Q4. How many GWAS loci were used to identify independently associated SNPs?
Across 36 associated loci the authors used GCTA to identify independently associated SNPs with a threshold of p < 10-5, based on LD from 10,000 randomly-sampled UK Biobank individuals.
Q5. What did the authors use to keep the posterior genotype dosage identical to the prior genotype dosage?
The authors used --no-posteriorupdate option to keep the posterior genotype dosage identical to the prior genotype dosage, that allowed us to stabilise the convergence of model fitting.
Q6. How was the white cell component extracted?
The white cell component was extracted and transferred to a 1.5ml Eppendorf and stored as a frozen pellet at -80C prior to sequencing.

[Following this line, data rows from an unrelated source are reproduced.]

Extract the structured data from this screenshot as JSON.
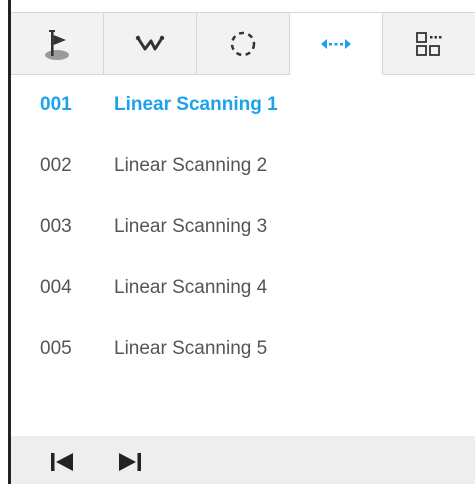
{
  "tabs": [
    {
      "icon": "flag-icon",
      "active": false
    },
    {
      "icon": "pattern-icon",
      "active": false
    },
    {
      "icon": "tour-circle-icon",
      "active": false
    },
    {
      "icon": "linear-scan-icon",
      "active": true
    },
    {
      "icon": "grid-more-icon",
      "active": false
    }
  ],
  "items": [
    {
      "num": "001",
      "label": "Linear Scanning 1",
      "selected": true
    },
    {
      "num": "002",
      "label": "Linear Scanning 2",
      "selected": false
    },
    {
      "num": "003",
      "label": "Linear Scanning 3",
      "selected": false
    },
    {
      "num": "004",
      "label": "Linear Scanning 4",
      "selected": false
    },
    {
      "num": "005",
      "label": "Linear Scanning 5",
      "selected": false
    }
  ],
  "footer": {
    "prev_icon": "skip-first-icon",
    "next_icon": "skip-last-icon"
  },
  "colors": {
    "accent": "#1aa3ea",
    "icon": "#333333",
    "text": "#555555"
  }
}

Q7. How many cells passed the quality control criteria?
In total the authors sequenced 26,496 cells, of which 9,538 cells passed the quality control criteria: the minimum number of sequenced fragments (>10,000 autosomal fragments), the minimum number of expressed genes (>500 autosomal genes), mitochondrial fragment percentage (<20%) and the library complexity (percentage of autosomal fragment counts for the top 100 highly expressed genes<30%).
Q8. What was the GWAS for the BIN1 and PTK2B loci?
For the BIN1 and PTK2B loci, the authors used GCTA --cojo-cond to determine summary statistics for each of the two independent signals at each locus, with a window of +/- 500 kb around each lead SNP.